@spec enc_algorithm_uris() :: %{
  rsa_oaep: String.t(),
  aes256_gcm: String.t(),
  rsa_pkcs1: String.t(),
  aes256_cbc: String.t()
}

The XML-Enc algorithm URIs the encrypt path knows about, as a map.

Plan 04 adversarial fixtures read the blocked variants (:rsa_pkcs1 and :aes256_cbc) from here so the URI strings live in exactly one place — the single canonical generator — rather than being re-typed per fixture.

@spec encrypt(binary(), :public_key.rsa_public_key()) :: String.t()

Wrap a plaintext (typically a genuinely-signed <Assertion> fragment) into an <EncryptedAssertion> envelope using RSA-OAEP key transport + AES-256-GCM content encryption against the SP public key, mirroring how sign/2 is the single canonical signer (D-08).

This is the single canonical encrypted-assertion generator — every ENC-01 adversarial fixture (Plan 04) wraps its plaintext through here so a divergent per-test recipe can never mask a real canonicalization or auth-tag bug (Pitfall 1 / T-34-04).

The CipherValue layout is exactly Base.encode64(iv <> ciphertext <> auth_tag) with a 12-byte IV and a 16-byte GCM tag — the IV(12) || CT || Tag(16) layout Relyra.Security.XMLEnc.split_cipher_value/1 round-trips (Pitfall 4 / T-34-05). Feeding the output to XMLEnc.decrypt/3 with the matching SP private key resolver returns {:ok, plaintext} (byte identity).

Only the SP public key {:RSAPublicKey, n, e} is used here; no private key material touches the encrypt path (T-34-06).
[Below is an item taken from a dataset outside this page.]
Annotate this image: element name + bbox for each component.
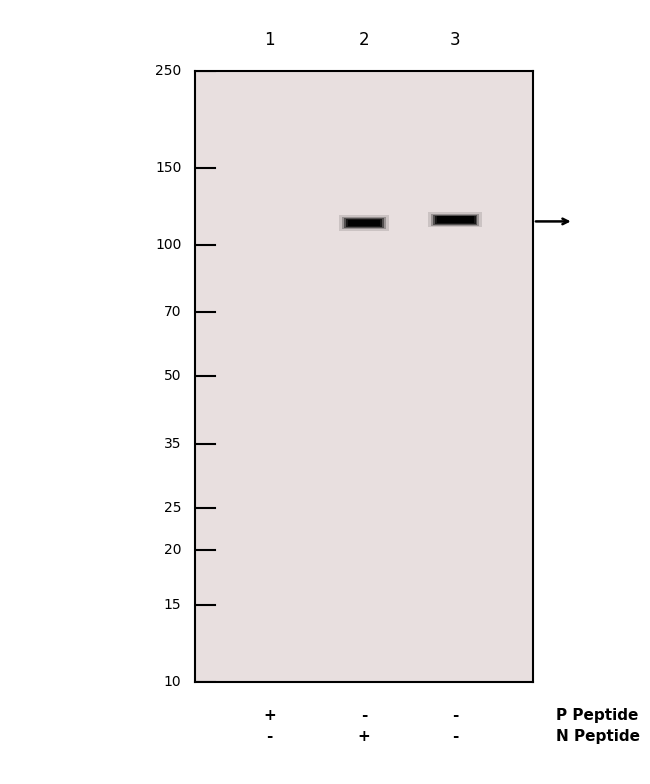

Derive sp_pub_key from keypair/0 the way xml_enc_test.exs:13-15 does.

@spec encrypt(binary(), :public_key.rsa_public_key(), keyword()) :: String.t()

Adversarial-aware variant of encrypt/2.

Options let Plan 04 fixtures deliberately diverge from the accepted recipe so the SP pipeline can be proven to fail closed:

• :key_transport_uri — algorithm URI advertised for the wrapped CEK (default rsa-oaep-mgf1p; rsa-1_5 for the blocked-PKCS1v1.5 fixture).
• :key_padding — the :rsa_padding atom actually used to wrap the CEK (default :rsa_pkcs1_oaep_padding).
• :content_uri — algorithm URI advertised for content encryption (default aes256-gcm; aes256-cbc for the blocked-CBC fixture).
• :tag_length — GCM auth-tag byte length (default 16; e.g. 15 for the truncated-tag fixture).
• :iv — explicit 12-byte IV (default random).
• :cipher_value_b64 — override the content CipherValue text verbatim (e.g. malformed base64 for the bad-ciphertext fixture); skips content encryption.

@spec encrypted_response(keyword(), keyword()) :: String.t()

Build a complete SAML <Response> binary carrying an <EncryptedAssertion> in place of a cleartext <Assertion> — the shape ValidationPipeline.run/4 will consume (Plan 04).

The inner <Assertion> is genuinely signed FIRST via the canonical XmldsigSigner path, THEN encrypted, so the post-decrypt bytes carry the real DigestValue / SignatureValue the verifier checks (RESEARCH note line 381). The encrypted <Assertion> (and its sibling <Signature>) carry their own xmlns="urn:oasis:names:tc:SAML:2.0:assertion" so canonical bytes survive the decrypt → re-parse → splice (Pitfall 1 / T-34-04).

response_opts are forwarded to the signer (:issuer, :name_id, :assertion_id, :destination, …); encrypt_opts are forwarded to encrypt/3 (the adversarial overrides).

@spec self_signed_cert_pem() :: String.t()

The self-signed certificate PEM (a single-element cert chain) callers must trust to accept a FakeIdP.sign/2-produced Response. Derived from keypair/0 via the promoted genuine signer (D-03), so configuring a connection's cert_chain / idp_certificates with this PEM lets the verifier accept FakeIdP's real signatures.